Contudo, apesar das audiências de custódia, a população carcerária permanece em crescimento. Ora, entre 2015 e 2023, o que corresponde justamente ao período de vigência delas, o contingente de pessoas encarceradas passou de 698.618 para 852.010, aumento de 22%, segundo o Anuário Brasileiro de Segurança (2024)[ii]. Com isso, o país ostenta a terceira maior população prisional do mundo[iii].
Porém, a evolução do aprisionamento no Brasil poderia ser mais drástica, caso as audiências custódias inexistissem. Esse instituto, por promover a responsabilidade na aplicação da prisão, pode ter impedido que a população carcerária aumentasse descontroladamente. Ora, numa análise confractual, sem as aludidas audiências, só em 2023 o país teria mais 132 mil encarcerados provisórios, isso só considerando o total de liberdades concedidas no período decorrentes de casos em flagrante[iv].

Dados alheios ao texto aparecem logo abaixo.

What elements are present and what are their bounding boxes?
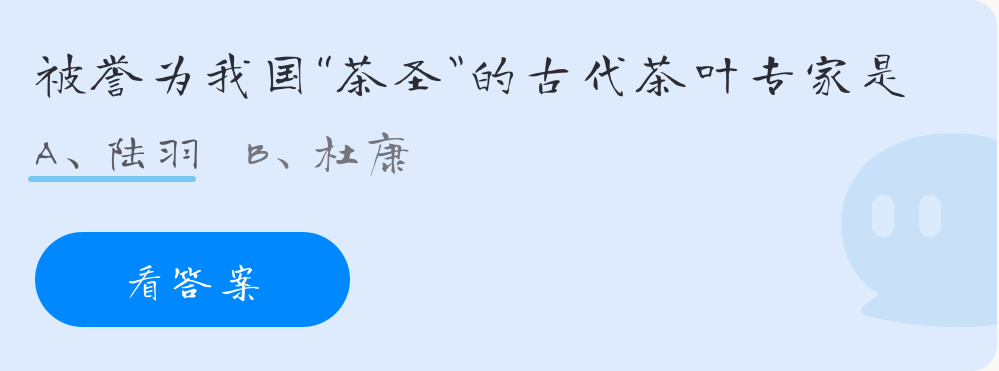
staticText: A、: [33, 127, 109, 174]
button[interactable]: B、: [0, 0, 412, 174]
button[interactable]: A、: [0, 0, 196, 182]
staticText: 陆羽: [103, 127, 202, 174]
button[interactable]: 看答案: [0, 0, 350, 327]
staticText: B、: [245, 127, 319, 174]
staticText: 杜康: [313, 127, 412, 174]
staticText: 看答案: [124, 259, 261, 300]
staticText: 被誉为我国“茶圣”的古代茶叶专家是: [36, 47, 909, 96]
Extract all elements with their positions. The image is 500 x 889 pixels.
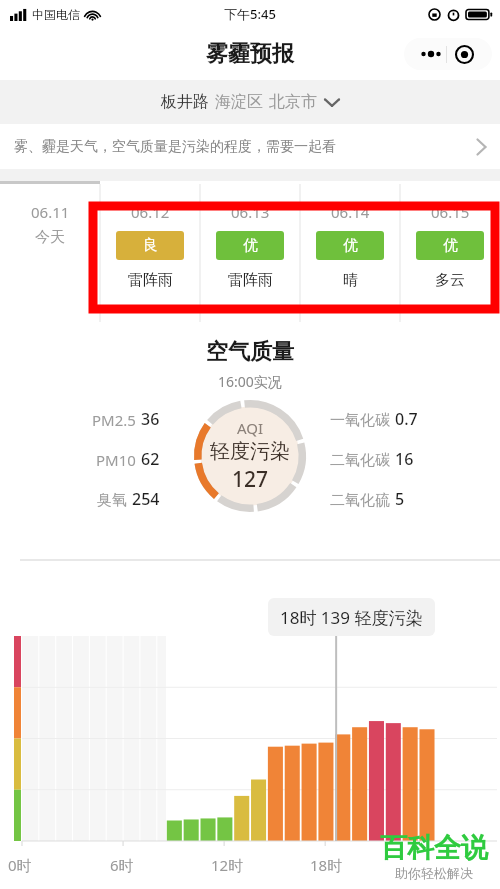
staticText: 06.11 [31, 202, 70, 222]
staticText: 雷阵雨 [228, 271, 273, 290]
button[interactable]: 18时 139 轻度污染 [268, 598, 435, 636]
staticText: 轻度污染 [210, 439, 290, 464]
staticText: 06.14 [331, 202, 370, 222]
staticText: AQI [237, 418, 264, 438]
staticText: 北京市 [269, 92, 317, 112]
staticText: 优 [343, 236, 358, 255]
staticText: 06.15 [431, 202, 470, 222]
button[interactable]: 板井路 [0, 80, 500, 124]
staticText: 良 [143, 236, 158, 255]
other: Close [447, 38, 481, 70]
staticText: 06.13 [231, 202, 270, 222]
staticText: 一氧化碳 [330, 411, 390, 430]
staticText: 16:00实况 [218, 372, 282, 391]
button[interactable]: More options [404, 38, 492, 70]
staticText: 12时 [211, 855, 244, 875]
staticText: 多云 [435, 271, 465, 290]
staticText: 18时 139 轻度污染 [280, 606, 423, 629]
staticText: 二氧化硫 [330, 491, 390, 510]
staticText: 雷阵雨 [128, 271, 173, 290]
staticText: 优 [443, 236, 458, 255]
other: More options [416, 39, 446, 69]
staticText: 127 [232, 465, 269, 494]
staticText: 臭氧 [97, 491, 127, 510]
staticText: 雾、霾是天气，空气质量是污染的程度，需要一起看 [14, 138, 477, 156]
button[interactable]: 06.13 [200, 184, 300, 322]
staticText: 下午5:45 [224, 5, 276, 23]
button[interactable]: 06.14 [300, 184, 400, 322]
button[interactable]: 06.12 [100, 184, 200, 322]
staticText: 16 [395, 448, 414, 470]
button[interactable]: 06.15 [400, 184, 500, 322]
staticText: 5 [395, 488, 405, 510]
staticText: 空气质量 [206, 338, 294, 366]
staticText: 中国电信 [32, 7, 80, 22]
staticText: 今天 [35, 228, 65, 247]
staticText: 百科全说 [380, 831, 488, 865]
staticText: 助你轻松解决 [395, 865, 473, 881]
staticText: 0时 [8, 855, 32, 875]
staticText: 雾霾预报 [206, 40, 294, 68]
staticText: 36 [141, 408, 160, 430]
staticText: 晴 [343, 271, 358, 290]
staticText: 海淀区 [215, 92, 263, 112]
staticText: PM2.5 [92, 410, 136, 430]
staticText: 18时 [310, 855, 343, 875]
button[interactable]: 雾、霾是天气，空气质量是污染的程度，需要一起看 [0, 124, 500, 169]
staticText: 62 [141, 448, 160, 470]
staticText: 优 [243, 236, 258, 255]
staticText: 0.7 [395, 408, 418, 430]
staticText: PM10 [96, 450, 136, 470]
staticText: 06.12 [131, 202, 170, 222]
button[interactable]: 06.11 [0, 184, 100, 322]
staticText: 板井路 [161, 92, 209, 112]
staticText: 6时 [110, 855, 134, 875]
staticText: 二氧化碳 [330, 451, 390, 470]
staticText: 254 [132, 488, 160, 510]
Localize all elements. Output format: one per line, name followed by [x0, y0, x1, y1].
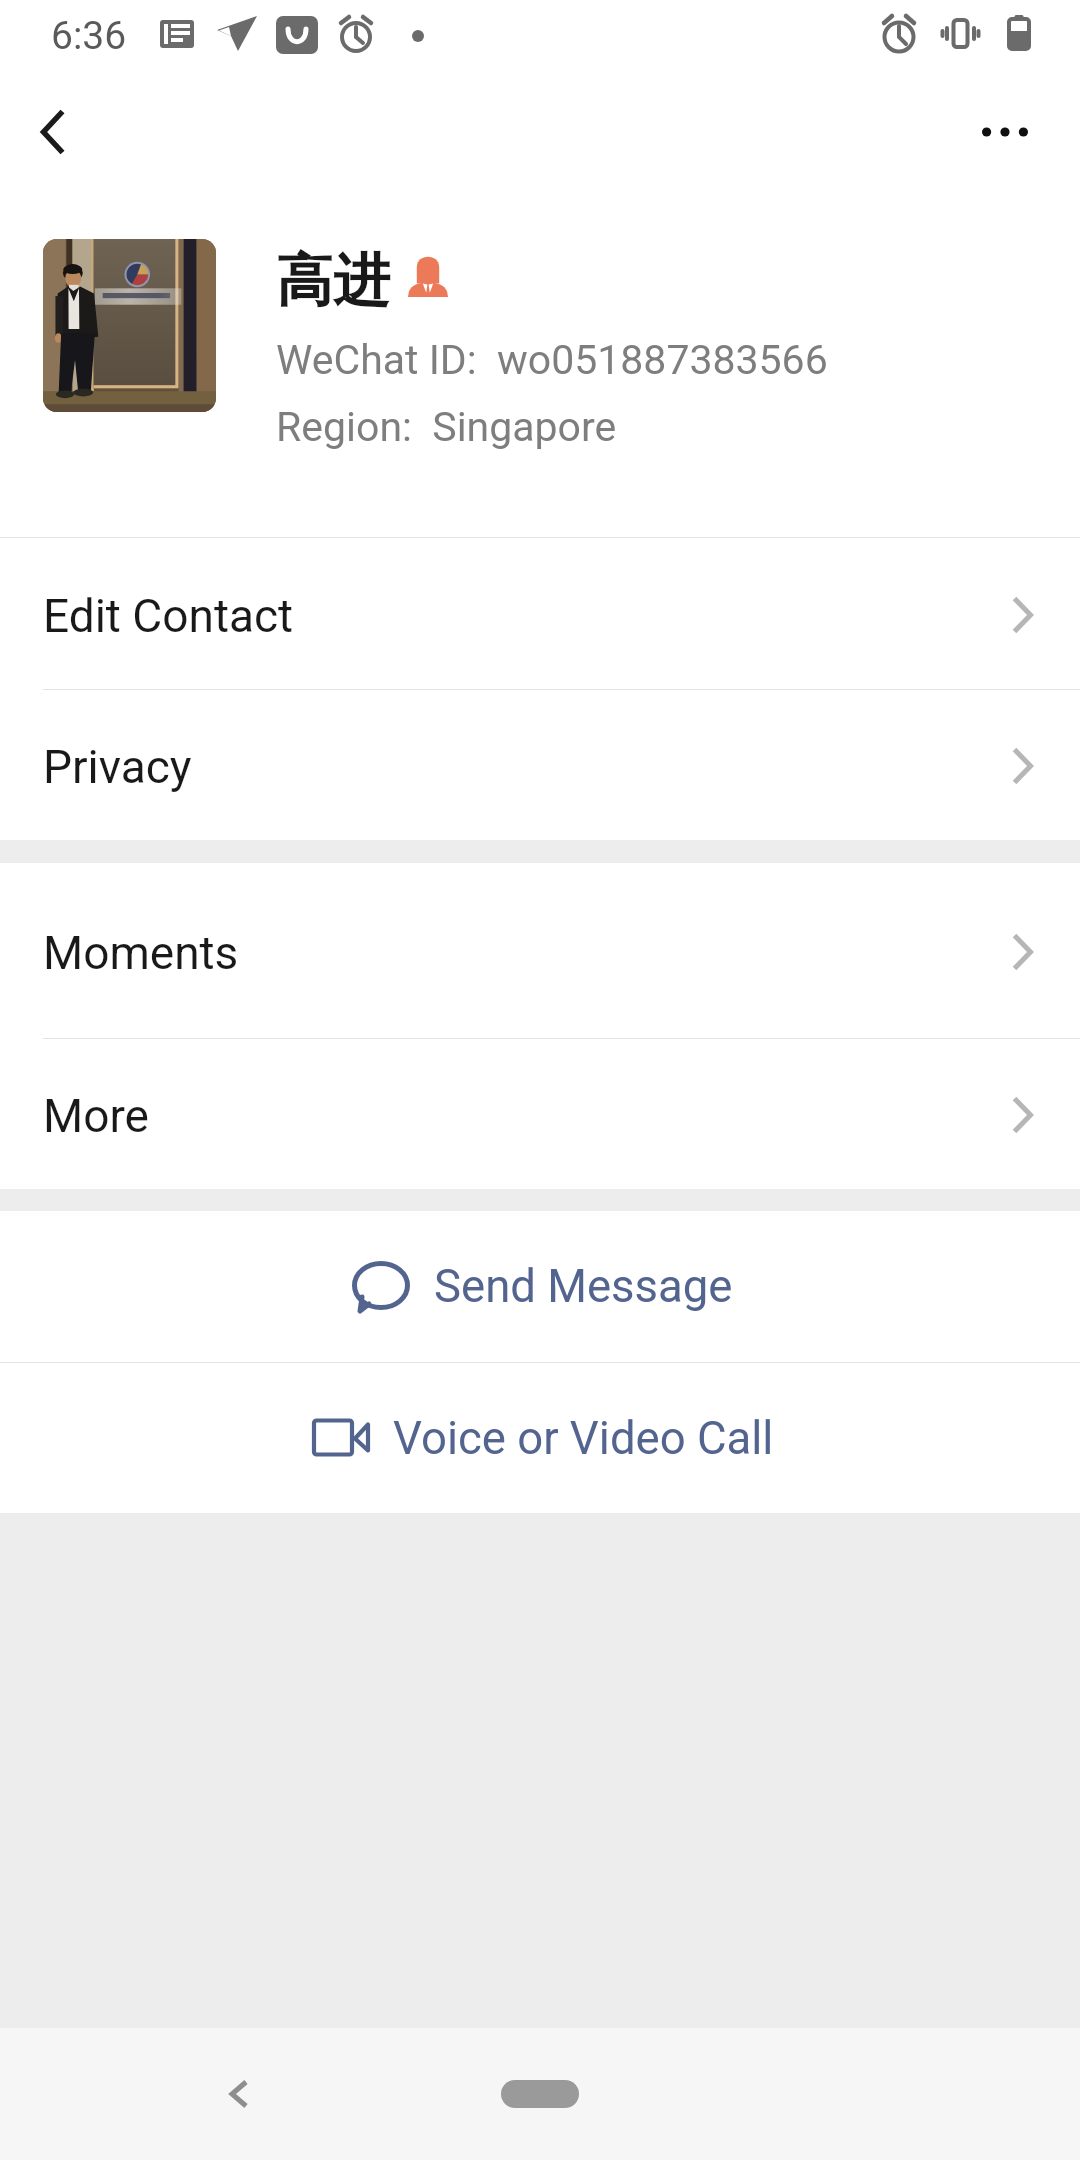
button[interactable]: Back [201, 2056, 277, 2132]
staticText: Region: Singapore [276, 403, 617, 451]
staticText: Edit Contact [43, 589, 294, 643]
staticText: More [43, 1089, 149, 1143]
staticText: Send Message [434, 1260, 733, 1313]
button[interactable]: Back [1, 78, 105, 186]
staticText: 6:36 [51, 13, 127, 59]
button[interactable]: Moments [0, 863, 1080, 1038]
button[interactable]: Voice or Video Call [0, 1363, 1080, 1513]
button[interactable]: Privacy [0, 690, 1080, 840]
button[interactable]: More options [955, 78, 1055, 186]
staticText: Privacy [43, 740, 192, 794]
staticText: 高进 [276, 245, 390, 317]
staticText: WeChat ID: wo051887383566 [276, 336, 828, 384]
button[interactable]: Home [501, 2080, 579, 2108]
staticText: Moments [43, 926, 239, 980]
button[interactable]: More [0, 1039, 1080, 1189]
button[interactable]: 高进 [0, 186, 1080, 537]
staticText: Voice or Video Call [393, 1412, 774, 1465]
button[interactable]: Edit Contact [0, 538, 1080, 689]
button[interactable]: Send Message [0, 1211, 1080, 1362]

De todo modo, dados do CNJ sobre audiências de custódia em nível nacional, entre 2015 e 2023, demostram que cerca de 55% dos procedimentos em fragrantes resultaram na conversão de prisão preventiva. Ademais, dados gerais apontam que a população prisional cresce de forma ininterrupta ao longo dos anos. Desse modo, a prisão ainda é predominante. Então a afirmação de que a polícia prende e a Justiça solta, como sendo forma de descaracterização da punição prisão, não encontra tanto lastro nas evidências.
Na verdade, a opinião de que as polícias prendem de um lado e o Judiciário liberta do outro é movida mais pela narrativa punitivista do que qualquer apreciação em números. Além do mais, ela é fruto do fascínio nutrido pela prisão, haja vista o sofrimento que as degradantes condições dos estabelecimentos prisionais podem causar aos apenados. Daí a justiça é feita quando as polícias prendem. Por outro lado, ocorrem injustiças e impunidades quando o Judiciário concede liberdade provisória aos acusados.
Nesse contexto, medidas cautelares e outras restrições impostas em audiências de custódia são depreciadas como meios de punição estatal. Se as medidas alternativas carecem de efetividade, é outra história que só reforça o apelo à prisão. De todo modo, o instituto da Audiência de Custódia não é outra jaboticaba, mas hoje é instância imprescindível para regularidade de prisões, sobretudo em flagrantes. Nisso, vale destacar que o trabalho policial não é desconstituído, mas, ao contrário, pode ser convalidado, seja pela manutenção das prisões, aplicação de outras penalidades ou verificação de possíveis condutas ilegais de policiais.
Com efeito, a expressão “a polícia prende e a Justiça solta”, frequentemente exposto para desacreditar as audiências de custódia e exaltar as prisões executadas pelas polícias, não retrata a realidade, contudo, serve muito bem para lançar cortina de fumaça sobre o dilema da escassa capacidade estatal em articular segurança pública e justiça criminal. Esse é um paradoxo que não cabe num jogo de palavras.